Aber ich hatte ihm auch nicht gesagt, dass er nicht kommen sollte. Da war es nur mehr als vorhersehbar gewesen, dass er kommen würde. Zudem gehörte er zum Freundeskreis.
„Kyran, es ist meine Party. Ich kann einladen wen ich möchte." Ich versuchte so viel Nachdruck wie möglich in meine Stimme zu legen, um eine aufkommende Diskussion direkt im Keim zu ersticken. Dabei sah ich jedoch nur direkt in Nates Augen, die sich mit jedem weiteren Wort verdunkelten.
„Na gut, wenn du meinst", meinte Kyran zu meinem Glück nur, „Die anderen, deine Freunde, warten übrigens auf dich. Wir sollten zu ihnen gehen."
Ich nickte und konnte mich endlich von Nates Blick lösen. „Cool, dass ihr da seid. Die Getränke stehen in der Küche, bedient euch einfach, wenn ihr was wollt", sprach ich noch bevor ich versuchte, in die Runde zu lächeln. Kyran zog mich bereits in die andere Richtung, jedoch konnte ich noch sehen, wie Nate seine Lippen hart aufeinanderpresste und uns hinterher sah. Ihm gefiel es definitiv nicht, dass Kyran hier war.

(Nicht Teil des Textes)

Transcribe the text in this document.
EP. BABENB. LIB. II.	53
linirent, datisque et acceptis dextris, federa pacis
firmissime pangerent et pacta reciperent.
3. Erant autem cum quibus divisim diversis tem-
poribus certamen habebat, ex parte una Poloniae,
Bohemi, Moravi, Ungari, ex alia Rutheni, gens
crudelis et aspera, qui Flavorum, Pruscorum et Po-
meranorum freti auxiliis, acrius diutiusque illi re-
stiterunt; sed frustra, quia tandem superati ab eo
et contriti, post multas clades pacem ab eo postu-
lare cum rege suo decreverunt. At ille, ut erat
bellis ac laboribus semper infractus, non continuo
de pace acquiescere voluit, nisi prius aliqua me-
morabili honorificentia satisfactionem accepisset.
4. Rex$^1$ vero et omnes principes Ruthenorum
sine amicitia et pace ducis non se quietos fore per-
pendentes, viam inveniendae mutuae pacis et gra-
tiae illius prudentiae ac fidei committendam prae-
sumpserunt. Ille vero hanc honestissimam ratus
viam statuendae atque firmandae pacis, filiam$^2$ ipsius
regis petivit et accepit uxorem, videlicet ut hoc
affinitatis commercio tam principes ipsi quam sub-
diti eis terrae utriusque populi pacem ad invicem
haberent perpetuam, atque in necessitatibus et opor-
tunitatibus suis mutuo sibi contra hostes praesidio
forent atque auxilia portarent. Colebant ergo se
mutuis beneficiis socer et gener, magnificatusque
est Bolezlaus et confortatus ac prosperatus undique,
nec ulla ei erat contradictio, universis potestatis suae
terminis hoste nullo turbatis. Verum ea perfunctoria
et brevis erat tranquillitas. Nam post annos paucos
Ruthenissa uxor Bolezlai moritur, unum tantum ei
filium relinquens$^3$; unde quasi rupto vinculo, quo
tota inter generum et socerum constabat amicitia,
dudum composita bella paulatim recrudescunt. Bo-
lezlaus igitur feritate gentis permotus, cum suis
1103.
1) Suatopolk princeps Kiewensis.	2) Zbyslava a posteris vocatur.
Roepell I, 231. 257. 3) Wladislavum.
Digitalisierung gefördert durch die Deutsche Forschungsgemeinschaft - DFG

Und wenn ich ehrlich war, konnte ich ihn verstehen.
Für die nächsten Stunden, bekam ich kaum etwas von Nate mit. Hin und wieder sah ich seine braunen Haarlocken in der Menge aufleuchten und auch bemerkte ich die wechselnden roten Becher in seinen Händen, aber meine Freunde verwickelten mich so sehr in ihre Gespräche und Spiele, dass nicht einmal die Chance bestand, aufzustehen.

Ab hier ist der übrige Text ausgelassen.